Things began to click in the wrestling room. He was confident in his technique. He says he felt like he could take down anybody.

He proved it when the season began. He was pinning most of his opponents.

Halfway through the season, Nguyen wanted to quit again. It wasn’t because he wasn’t winning almost every time, because he was. It was because he was losing in practice.

“I’d been getting beat up,” Nguyen said. “The competition in the room shot up. [Assistant coaches Matt] Lopez and [Seth] Seneca, they just made the intensity of the room just shoot up, which made our entire team just so much better. And I wasn’t used to that. I was used to just to going in, just flying through people.

“I was actually starting to struggle a lot. I wasn’t used to that. I wasn’t getting any better. I was actually probably getting worse. I just didn’t know what was happening.”

What happened is CdM’s staff pushed Nguyen, almost to the brink of forcing him to say, ‘No more.’ The staff wanted to make Nguyen a better wrestler.

Nguyen never told his coaches of his plans of quitting last month. They saw it through his wrestling. He wasn’t going as hard. He took it easy.

Lopez and Seneca challenged Nguyen. And he’s thankful they did. Without them, Nguyen doesn’t become a Pacific Coast League champion for the first time. He doesn’t pull off what Coach Gary Almquist called the best takedown of the year.

How Nguyen won the league title last week was by unleashing a move he had never executed in a match. He faked a lateral drop, and when the opponent countered, Nguyen nailed him with a foot sweep, dropping him right on his back.

“You could hear the whoomp of the kid hitting the mat,” Almquist said in an email.

Just like that, Nguyen says he improved to 24-5 and recorded his 20th pin. His season isn’t over.
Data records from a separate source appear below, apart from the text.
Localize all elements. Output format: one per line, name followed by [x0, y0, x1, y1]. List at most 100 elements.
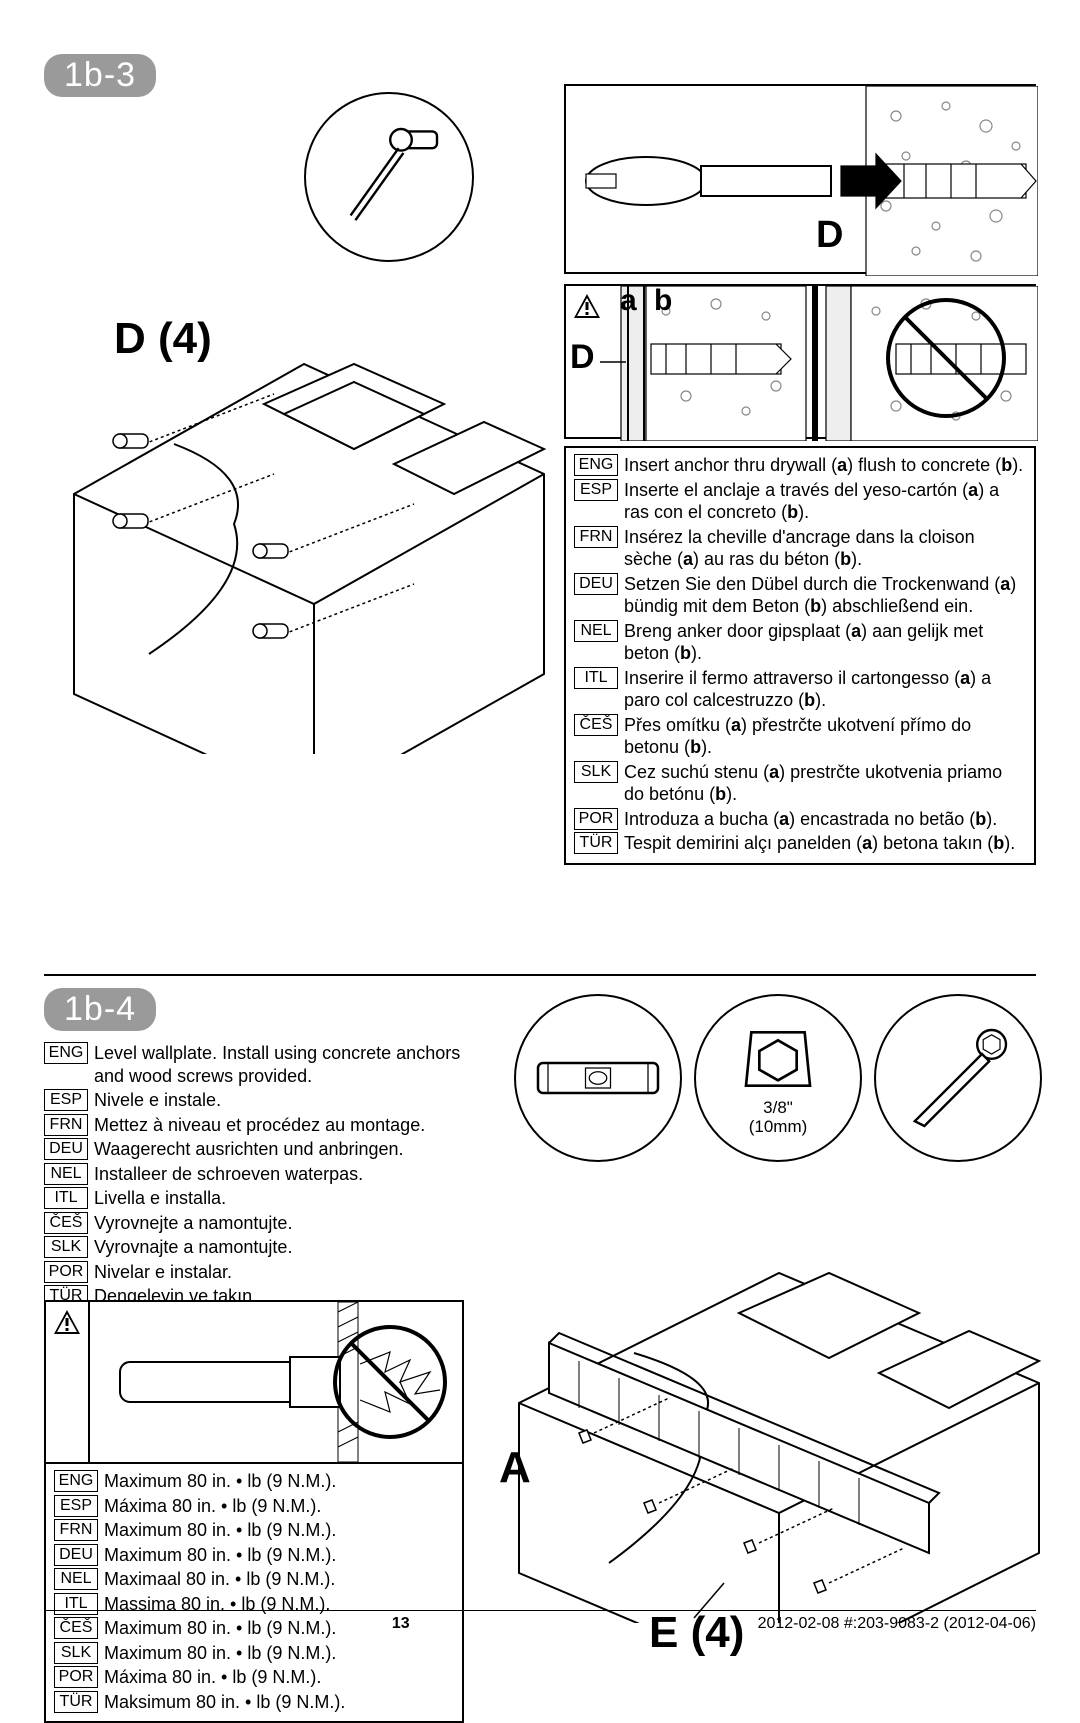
- page-footer: 13 2012-02-08 #:203-9083-2 (2012-04-06): [44, 1610, 1036, 1633]
- lang-text: Setzen Sie den Dübel durch die Trockenwa…: [624, 573, 1026, 618]
- lang-row: NEL Maximaal 80 in. • lb (9 N.M.).: [54, 1568, 454, 1591]
- step-1b3: 1b-3: [44, 54, 1036, 974]
- figure-ab-compare: a b D: [564, 284, 1036, 439]
- lang-row: TÜRMaksimum 80 in. • lb (9 N.M.).: [54, 1691, 454, 1714]
- lang-text: Breng anker door gipsplaat (a) aan gelij…: [624, 620, 1026, 665]
- lang-code: ČEŠ: [44, 1212, 88, 1234]
- lang-row: NEL Breng anker door gipsplaat (a) aan ge…: [574, 620, 1026, 665]
- lang-text: Maximum 80 in. • lb (9 N.M.).: [104, 1470, 454, 1493]
- lang-text: Vyrovnajte a namontujte.: [94, 1236, 484, 1259]
- lang-code: NEL: [44, 1163, 88, 1185]
- lang-row: POR Introduza a bucha (a) encastrada no b…: [574, 808, 1026, 831]
- lang-row: TÜR Tespit demirini alçı panelden (a) bet…: [574, 832, 1026, 855]
- lang-text: Insérez la cheville d'ancrage dans la cl…: [624, 526, 1026, 571]
- lang-row: SLK Vyrovnajte a namontujte.: [44, 1236, 484, 1259]
- lang-text: Livella e installa.: [94, 1187, 484, 1210]
- lang-text: Maximum 80 in. • lb (9 N.M.).: [104, 1519, 454, 1542]
- lang-code: SLK: [44, 1236, 88, 1258]
- lang-text: Nivele e instale.: [94, 1089, 484, 1112]
- lang-text: Nivelar e instalar.: [94, 1261, 484, 1284]
- anchor-label-D-top: D: [816, 214, 843, 257]
- lang-row: ENG Level wallplate. Install using concre…: [44, 1042, 484, 1087]
- lang-row: SLK Cez suchú stenu (a) prestrčte ukotven…: [574, 761, 1026, 806]
- lang-row: ESP Inserte el anclaje a través del yeso-…: [574, 479, 1026, 524]
- lang-code: FRN: [54, 1519, 98, 1541]
- lang-row: ESP Nivele e instale.: [44, 1089, 484, 1112]
- lang-row: ESPMáxima 80 in. • lb (9 N.M.).: [54, 1495, 454, 1518]
- lang-code: SLK: [574, 761, 618, 783]
- lang-text: Vyrovnejte a namontujte.: [94, 1212, 484, 1235]
- step-badge-1b3: 1b-3: [44, 54, 156, 97]
- lang-code: POR: [574, 808, 618, 830]
- lang-text: Maximum 80 in. • lb (9 N.M.).: [104, 1544, 454, 1567]
- hammer-circle-icon: [304, 92, 474, 262]
- part-label-A: A: [499, 1443, 531, 1493]
- torque-warning-box: ENGMaximum 80 in. • lb (9 N.M.).ESPMáxim…: [44, 1300, 464, 1723]
- page-number: 13: [392, 1615, 410, 1633]
- lang-row: FRN Maximum 80 in. • lb (9 N.M.).: [54, 1519, 454, 1542]
- step-1b4: 1b-4 ENG Level wallplate. Install using c…: [44, 988, 1036, 1628]
- figure-hammer-anchor: D: [564, 84, 1036, 274]
- lang-text: Waagerecht ausrichten und anbringen.: [94, 1138, 484, 1161]
- lang-text: Maximum 80 in. • lb (9 N.M.).: [104, 1642, 454, 1665]
- lang-code: DEU: [44, 1138, 88, 1160]
- lang-code: ENG: [574, 454, 618, 476]
- lang-code: ITL: [574, 667, 618, 689]
- lang-row: ENG Insert anchor thru drywall (a) flush …: [574, 454, 1026, 477]
- instruction-page: 1b-3: [0, 0, 1080, 1669]
- iso-wallplate: A E (4): [499, 1183, 1044, 1623]
- lang-code: TÜR: [574, 832, 618, 854]
- lang-code: DEU: [574, 573, 618, 595]
- lang-code: ESP: [44, 1089, 88, 1111]
- lang-row: POR Máxima 80 in. • lb (9 N.M.).: [54, 1666, 454, 1689]
- lang-row: SLK Maximum 80 in. • lb (9 N.M.).: [54, 1642, 454, 1665]
- lang-code: POR: [54, 1666, 98, 1688]
- lang-code: ESP: [54, 1495, 98, 1517]
- lang-text: Inserte el anclaje a través del yeso-car…: [624, 479, 1026, 524]
- lang-text: Level wallplate. Install using concrete …: [94, 1042, 484, 1087]
- lang-text: Máxima 80 in. • lb (9 N.M.).: [104, 1666, 454, 1689]
- socket-size: 3/8": [763, 1098, 793, 1117]
- part-label-D4: D (4): [114, 314, 212, 364]
- lang-code: NEL: [574, 620, 618, 642]
- lang-text: Maximaal 80 in. • lb (9 N.M.).: [104, 1568, 454, 1591]
- lang-code: NEL: [54, 1568, 98, 1590]
- lang-text: Introduza a bucha (a) encastrada no betã…: [624, 808, 1026, 831]
- lang-code: ENG: [54, 1470, 98, 1492]
- step-badge-1b4: 1b-4: [44, 988, 156, 1031]
- lang-row: POR Nivelar e instalar.: [44, 1261, 484, 1284]
- lang-code: TÜR: [54, 1691, 98, 1713]
- lang-text: Tespit demirini alçı panelden (a) betona…: [624, 832, 1026, 855]
- anchor-label-D-bottom: D: [570, 338, 595, 377]
- lang-row: ITLLivella e installa.: [44, 1187, 484, 1210]
- socket-tool-icon: 3/8" (10mm): [694, 994, 862, 1162]
- lang-text: Inserire il fermo attraverso il cartonge…: [624, 667, 1026, 712]
- lang-code: SLK: [54, 1642, 98, 1664]
- instructions-1b3: ENG Insert anchor thru drywall (a) flush …: [564, 446, 1036, 865]
- lang-text: Mettez à niveau et procédez au montage.: [94, 1114, 484, 1137]
- ratchet-tool-icon: [874, 994, 1042, 1162]
- section-divider: [44, 974, 1036, 976]
- lang-row: ČEŠ Přes omítku (a) přestrčte ukotvení př…: [574, 714, 1026, 759]
- lang-text: Přes omítku (a) přestrčte ukotvení přímo…: [624, 714, 1026, 759]
- lang-code: DEU: [54, 1544, 98, 1566]
- lang-code: ESP: [574, 479, 618, 501]
- lang-code: POR: [44, 1261, 88, 1283]
- lang-text: Insert anchor thru drywall (a) flush to …: [624, 454, 1026, 477]
- lang-row: ČEŠ Vyrovnejte a namontujte.: [44, 1212, 484, 1235]
- lang-code: ENG: [44, 1042, 88, 1064]
- lang-row: ENG Maximum 80 in. • lb (9 N.M.).: [54, 1470, 454, 1493]
- lang-row: DEU Setzen Sie den Dübel durch die Trocke…: [574, 573, 1026, 618]
- level-tool-icon: [514, 994, 682, 1162]
- lang-text: Installeer de schroeven waterpas.: [94, 1163, 484, 1186]
- warning-icon: [52, 1308, 82, 1338]
- lang-text: Cez suchú stenu (a) prestrčte ukotvenia …: [624, 761, 1026, 806]
- label-a: a: [620, 284, 637, 318]
- lang-row: DEU Maximum 80 in. • lb (9 N.M.).: [54, 1544, 454, 1567]
- lang-row: FRNMettez à niveau et procédez au montag…: [44, 1114, 484, 1137]
- label-b: b: [654, 284, 672, 318]
- lang-code: ČEŠ: [574, 714, 618, 736]
- lang-row: NEL Installeer de schroeven waterpas.: [44, 1163, 484, 1186]
- lang-row: DEU Waagerecht ausrichten und anbringen.: [44, 1138, 484, 1161]
- footer-meta: 2012-02-08 #:203-9083-2 (2012-04-06): [758, 1615, 1036, 1633]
He and five CdM teammates advanced to the CIF Southern Section Central Division individual tournament on Feb. 15 at Norte Vista High in Riverside. The goal for Nguyen is to place in the top five and qualify for the CIF Southern Section Masters meet.

Nguyen wants the season to last as long as it can. It’s all up to him.

“Wrestling is a great sport,” said Nguyen, adding that it has taught him discipline, hard work and pushed him. “Up until ninth grade, I was the kid that everybody made fun of. Now, everybody is, like, giving me respect.”

*

Paul Nguyen

Born: May 7, 1995

Hometown: Newport Beach

Height: 5-foot-4

Weight: 138 pounds

Sport: Wrestling

Year: Senior

Coach: Gary Almquist

Favorite food: Pasta

Favorite movie: “Inception”

Favorite athletic moment: “Winning league.”

Week in review: Nguyen won the 138-pound Pacific Coast League title.